Die Börsen haben die schlimmste Woche seit Oktober 2008 hinter sich. Die Kurse krachten - wie heute - aus heiterem Himmel. Damals war es der Verbote der Finanzkrise. Und heute?
Börsen-Zeitung: "Das große Zittern", Kommentar zum Aktienmarkt von Christopher Kalbhenn
Schon seit geraumer Zeit geht bei Investoren die Furcht um, dass der fast neun Jahre alte Bullenmarkt nicht mehr allzu weit von seinem Ende entfernt ist und eine Baisse folgen könnte. Relativ hohe Bewertungen, die geldpolitische Wende, steigende Bondrenditen sowie leicht anziehende Inflationsraten schürten diese latenten Sorgen. Mit den aus heiterem Himmel einsetzenden heftigen Kursturbulenzen hat nun das große Zittern eingesetzt.
Ob es sich um eine vorübergehende Korrektur handelt, die Einstiegsgelegenheiten bietet, oder ob eine nachhaltigere Abwärtsbewegung begonnen hat, kann derzeit noch nicht beantwortet werden. Immerhin lässt sich ein Anlass für den globalen Kurseinbruch identifizieren.
Im Januar sind die Lohnstückkosten in den USA überraschend stark um 2,9 Prozent im Vorjahresvergleich und damit so stark wie seit zuletzt 2009 gestiegen. Das sorgt für Befürchtungen über einen lohninduzierten Inflationsschub und damit einen beschleunigten Schwenk der Zentralbanken hin zu einer restriktiveren Geldpolitik, mit deutlicher steigenden Zinsen als Folge.
Und das Phänomen ist nicht auf die Vereinigten Staaten begrenzt, wie der Tarifabschluss für die baden-württembergische Metall- und Elektroindustrie mit einer Lohnerhöhung von 4,3 Prozent zeigt.
Hinzu kommen weitere Gründe.
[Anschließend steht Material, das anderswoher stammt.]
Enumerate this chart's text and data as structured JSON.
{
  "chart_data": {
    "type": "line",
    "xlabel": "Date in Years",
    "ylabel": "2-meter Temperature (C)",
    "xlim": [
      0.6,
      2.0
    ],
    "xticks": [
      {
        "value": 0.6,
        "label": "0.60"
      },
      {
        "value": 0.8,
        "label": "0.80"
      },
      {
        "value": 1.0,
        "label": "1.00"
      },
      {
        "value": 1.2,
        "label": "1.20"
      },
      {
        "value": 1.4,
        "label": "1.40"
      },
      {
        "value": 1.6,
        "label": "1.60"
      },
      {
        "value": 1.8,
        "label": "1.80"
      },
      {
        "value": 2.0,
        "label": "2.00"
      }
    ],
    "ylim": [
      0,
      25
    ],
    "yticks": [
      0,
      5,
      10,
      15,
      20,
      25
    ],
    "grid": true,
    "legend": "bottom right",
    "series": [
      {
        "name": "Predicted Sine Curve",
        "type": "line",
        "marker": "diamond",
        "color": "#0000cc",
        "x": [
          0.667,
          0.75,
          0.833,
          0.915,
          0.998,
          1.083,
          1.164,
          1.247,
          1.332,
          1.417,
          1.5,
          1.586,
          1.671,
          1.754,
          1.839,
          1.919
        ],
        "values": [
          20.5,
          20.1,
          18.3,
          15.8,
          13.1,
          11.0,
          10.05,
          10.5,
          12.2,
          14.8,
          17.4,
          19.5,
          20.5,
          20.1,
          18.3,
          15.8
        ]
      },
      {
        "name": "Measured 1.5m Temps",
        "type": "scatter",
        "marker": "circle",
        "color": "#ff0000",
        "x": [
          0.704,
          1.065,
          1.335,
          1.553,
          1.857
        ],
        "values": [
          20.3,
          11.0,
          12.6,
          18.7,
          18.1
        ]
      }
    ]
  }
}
Zuletzt war die Stimmung der Anleger doch recht optimistisch geworden. Viele von ihnen hatten lange gezögert, um im ersten Monat des Jahres zu Aktien zu greifen. Die weltweiten Nettomittelzuflüsse der Aktienfonds erreichten noch nie gesehene Höhen.
Letztlich hat der Markt das derzeit recht positive realwirtschaftliche Bild eingepreist - vielleicht mehr als das. Darüber hinaus zeigte der Flash Crash in New York am Montag erneut die vom automatisierten Handel ausgehenden Risiken auf, die durch extrem niedrige Volatilität etwas in Vergessenheit geraten waren.
Festzuhalten bleibt aber, dass der heftige Einbruch in klarem Widerspruch zu den sich immer noch verbessernden Perspektiven für das Wachstum und die Unternehmensgewinne steht. Trüben sich diese nicht ein, sollten sie sich letztlich als Stütze erweisen.
Allerdings muss die Lohnkostenentwicklung genau unter Beobachtung gehalten werden. Steigende Löhne bedeuten nämlich nicht nur potenziell steigende Inflationsraten und Zinsen. Da die Unternehmen sie nur bedingt eins zu eins an die Kunden und Abnehmer weiterreichen können, stehen auch die sich auf sehr hohen Niveaus befindenden Margen und damit die Gewinnentwicklung auf dem Spiel.